Но алчная Губнушка больше не желала слушать его оловянные объяснения. Она понимала, что его филигранная ложь влечёт за собой преступные намерения, – Рупь за сто даю, – прокричала она в трубку, – в этой сделке ты мне напоминаешь утрусского богатыря в чёрном варианте, который в жизни палицей о палицу не ударил, и ещё Садюгиного друга боснийского баснописца Бориса Клишевого. Его невразумительная речь очень напоминает твою. Она ассоциируется у меня с невыдержанным вином, плещущим через край моего долготерпения. Помнишь его эту... «В древнем городе Анти-охе (теперешняя Турция, где жил ювелир Противо-трах)... »

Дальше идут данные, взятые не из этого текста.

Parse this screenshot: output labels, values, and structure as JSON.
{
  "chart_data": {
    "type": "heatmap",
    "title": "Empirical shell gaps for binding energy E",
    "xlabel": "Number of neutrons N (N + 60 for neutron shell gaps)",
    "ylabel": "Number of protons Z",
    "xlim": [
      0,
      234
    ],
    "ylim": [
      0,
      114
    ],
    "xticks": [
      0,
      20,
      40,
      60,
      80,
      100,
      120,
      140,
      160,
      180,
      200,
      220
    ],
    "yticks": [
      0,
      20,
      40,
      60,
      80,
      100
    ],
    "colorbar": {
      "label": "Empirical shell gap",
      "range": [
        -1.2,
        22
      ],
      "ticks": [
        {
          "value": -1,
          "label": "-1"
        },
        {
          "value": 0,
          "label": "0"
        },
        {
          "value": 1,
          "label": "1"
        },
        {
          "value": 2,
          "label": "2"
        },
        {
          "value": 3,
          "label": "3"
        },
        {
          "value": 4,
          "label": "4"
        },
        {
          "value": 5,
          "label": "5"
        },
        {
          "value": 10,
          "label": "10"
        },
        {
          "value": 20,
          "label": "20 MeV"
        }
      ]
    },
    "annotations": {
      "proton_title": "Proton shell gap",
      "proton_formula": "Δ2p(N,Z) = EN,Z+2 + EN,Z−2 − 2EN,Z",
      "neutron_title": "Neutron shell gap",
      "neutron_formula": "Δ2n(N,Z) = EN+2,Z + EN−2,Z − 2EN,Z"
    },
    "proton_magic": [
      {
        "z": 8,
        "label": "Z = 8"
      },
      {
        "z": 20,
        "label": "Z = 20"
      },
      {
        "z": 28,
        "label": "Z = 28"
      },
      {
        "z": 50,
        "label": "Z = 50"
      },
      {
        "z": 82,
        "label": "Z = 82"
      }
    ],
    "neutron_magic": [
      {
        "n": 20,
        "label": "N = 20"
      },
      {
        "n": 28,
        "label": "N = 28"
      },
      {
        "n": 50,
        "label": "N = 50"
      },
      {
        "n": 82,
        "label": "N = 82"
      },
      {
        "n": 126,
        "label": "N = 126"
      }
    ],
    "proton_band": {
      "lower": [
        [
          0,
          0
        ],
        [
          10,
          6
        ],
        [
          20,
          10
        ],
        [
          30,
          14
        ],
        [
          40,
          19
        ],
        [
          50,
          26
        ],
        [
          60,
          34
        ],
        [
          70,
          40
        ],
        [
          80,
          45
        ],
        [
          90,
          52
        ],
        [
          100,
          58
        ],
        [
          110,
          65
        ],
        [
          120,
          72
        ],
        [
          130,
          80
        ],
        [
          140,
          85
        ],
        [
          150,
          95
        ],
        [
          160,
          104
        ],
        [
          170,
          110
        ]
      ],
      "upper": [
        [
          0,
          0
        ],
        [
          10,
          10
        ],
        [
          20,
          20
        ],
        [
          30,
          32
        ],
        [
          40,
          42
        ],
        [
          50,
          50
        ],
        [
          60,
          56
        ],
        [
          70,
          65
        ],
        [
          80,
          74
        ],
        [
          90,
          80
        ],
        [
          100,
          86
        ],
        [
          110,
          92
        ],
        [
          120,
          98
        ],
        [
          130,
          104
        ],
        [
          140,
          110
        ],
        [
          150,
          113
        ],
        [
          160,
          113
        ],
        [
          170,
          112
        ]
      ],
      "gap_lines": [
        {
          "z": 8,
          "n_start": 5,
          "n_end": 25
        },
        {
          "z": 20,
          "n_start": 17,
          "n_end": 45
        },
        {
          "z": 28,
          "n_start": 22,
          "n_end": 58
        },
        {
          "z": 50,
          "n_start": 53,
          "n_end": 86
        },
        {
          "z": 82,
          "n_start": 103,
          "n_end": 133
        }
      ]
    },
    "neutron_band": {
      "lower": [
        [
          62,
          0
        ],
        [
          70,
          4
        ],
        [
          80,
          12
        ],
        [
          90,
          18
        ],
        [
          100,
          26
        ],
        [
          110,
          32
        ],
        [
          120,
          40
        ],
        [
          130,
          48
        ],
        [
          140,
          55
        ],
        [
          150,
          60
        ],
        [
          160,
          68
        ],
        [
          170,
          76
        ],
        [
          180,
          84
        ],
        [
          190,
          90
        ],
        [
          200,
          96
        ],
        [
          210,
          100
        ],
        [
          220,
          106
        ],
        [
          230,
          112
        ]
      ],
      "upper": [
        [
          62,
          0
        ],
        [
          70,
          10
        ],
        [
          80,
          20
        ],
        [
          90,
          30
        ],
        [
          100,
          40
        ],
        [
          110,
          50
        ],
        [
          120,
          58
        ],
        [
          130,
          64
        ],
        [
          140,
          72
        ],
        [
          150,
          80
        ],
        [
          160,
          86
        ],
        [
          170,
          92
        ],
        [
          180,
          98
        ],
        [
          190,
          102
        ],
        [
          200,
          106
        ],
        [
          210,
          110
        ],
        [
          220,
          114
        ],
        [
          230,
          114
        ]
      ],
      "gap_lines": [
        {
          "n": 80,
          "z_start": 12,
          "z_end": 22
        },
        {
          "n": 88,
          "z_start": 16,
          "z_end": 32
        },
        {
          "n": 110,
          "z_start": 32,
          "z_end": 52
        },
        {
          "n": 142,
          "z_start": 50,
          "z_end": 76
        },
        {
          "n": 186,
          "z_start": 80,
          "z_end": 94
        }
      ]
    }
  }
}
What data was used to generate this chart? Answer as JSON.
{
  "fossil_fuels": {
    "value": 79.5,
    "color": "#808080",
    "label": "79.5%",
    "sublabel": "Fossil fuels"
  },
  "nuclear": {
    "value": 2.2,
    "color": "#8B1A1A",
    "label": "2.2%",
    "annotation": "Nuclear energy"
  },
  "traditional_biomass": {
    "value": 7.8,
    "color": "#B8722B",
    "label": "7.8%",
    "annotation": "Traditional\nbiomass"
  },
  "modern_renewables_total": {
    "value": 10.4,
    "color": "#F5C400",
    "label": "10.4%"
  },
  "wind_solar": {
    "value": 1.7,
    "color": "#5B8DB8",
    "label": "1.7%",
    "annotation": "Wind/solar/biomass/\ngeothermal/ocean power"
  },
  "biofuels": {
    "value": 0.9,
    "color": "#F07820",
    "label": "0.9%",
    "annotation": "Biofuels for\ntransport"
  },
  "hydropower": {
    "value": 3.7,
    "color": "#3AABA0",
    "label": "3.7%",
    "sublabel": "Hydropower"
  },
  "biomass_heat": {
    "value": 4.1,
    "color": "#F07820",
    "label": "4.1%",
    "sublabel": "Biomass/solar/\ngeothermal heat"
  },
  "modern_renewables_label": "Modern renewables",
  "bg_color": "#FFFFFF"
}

– Не отклоняйся от курса, Диззичка. Я-то готов, детка, да корейская болонка Тюбетейка оказалась морально устойчивой – ресницы её задрожали, и она захлопала газами. Если мне таксу предложат, соглашаться? – в смятении задёргался Мышца.
– Чем чёрт не шутит, если это что-то после лекции «О недержании зла» подвергалось урологическому  осмотру! Ты что, цветов примулы объелся или Бодлера начитался? Бери пример с Мошки, стремящегося к величию по знакомству. Фрума ему к хвосту осциллограф присобачила для подсчёта побед по очкам и более приятным местам вложения! – взвизгнула Губнушка, – сколько можно повторять, соглашайся на любые условия! Самое страшное для девушки – начать жизнь не с того конца, но ты не беспокойся, мне это не угрожает, не мне же роль предлагают. Если дело выгорит, мы с тобой вторую квартирку выкупим у моего знакомого пожарника – орденоносца «За ожог III степени». Квартирантов на сожительство впустим. Посвящение в деньги, хоть и не подмытые, всё одно не пахнет. Запомни, чтобы стать полноценным яйцеклеточным, не стоит гнушаться заказа у Шлёмы с 47-й улицы на золотые клеточки с гарантией к гарнитуру ювелирных изделий  для двух твоих ни до, ни ре, ни ми, ни Фаберже. А если что не так, то меня ждёт смертная казнь через повешение на шее у выносливого мужчины!
От наговорённых словесных наростов перевозбуждённой Диззи батарейки в мобильнике подсели, задумавшись. Её писклявый голосок упорхнул с линии связи вместе с нравоучениями выдержанными в духе притчи: «Древнегреческие философы излишне увлекались  амфоризмами,  а что носил Цицы-рон, ясно из фамилии».
Только теперь Витёк Примула понял, что жена, черпавшая знания из водоёма слов средств массовой информации, отвела ему незавидную роль мальчика на побегушках, в которую он вполне вписывался, и даже подарила в день именин «ролексы» на ноги, чтобы легче было справляться с возложенными на него функциями, а он отомстил ей музыкальной шкатулкой с драгоценностями и чётко очерчивающими рот очерками клаксониста-шофёра «Про гулы». Да, сказал он себе,  она получила то, о чём мечтала – выигрышное оформление брака с отписанием, в случае чего, всего имущества в свою пользу.
Он с  удивлением заметил (в назидание потомкам), что на его наручных стрелки остановились на отметке 24 часа. В воздухе попахивало чертовщиной с «Шоколадом в сале». Сквозь треск в трубках соблюдающие правила хорошего тона супруги, жившие в мире и согласии каждый сам с собой,  успели клятвенно пообещать провести эту ночь вдвоём. Но обмануть её им не удалось.
Втайне они рассчитывали, что эти ночи впотьмах ничего не заметят, так как существуют ещё особи, наивно верящие в добропорядочность, тем более, что над городом дохло зависла чернильница дождя-непроливашки с точечными попаданиями капель на страждущие лица. На небе грозил разразиться крупный музыкальный скандал под вызывающим кодовым названием «Капель-diner» производства записывающей студии военных демаршей «Солдафон».
Это ни в коей мере не совпадало с египетско-ирландским праздником, отмечаемым в день святого КлеоПатрика, когда запрогнозировали город, утопающий в лучах солнца, купающийся в перевёрнутой голубой чаше неба. Блюдя этот день, как зеницу ока, каждый уважающий себя ирландец боксирует с собственной тенью, нуждаясь в батарее пива и спарринг-партнере в подтверждение распространённой теории «Бокс – наука точная, использующая наручно-показательный метод».
Вообще-то ирландские мужчины добрые люди, угнетённые католическими долговыми обязательствами брака, принимающие женскую улыбку на стороне за чистую монету и расплачивающиеся за неё грязными ассигнациями.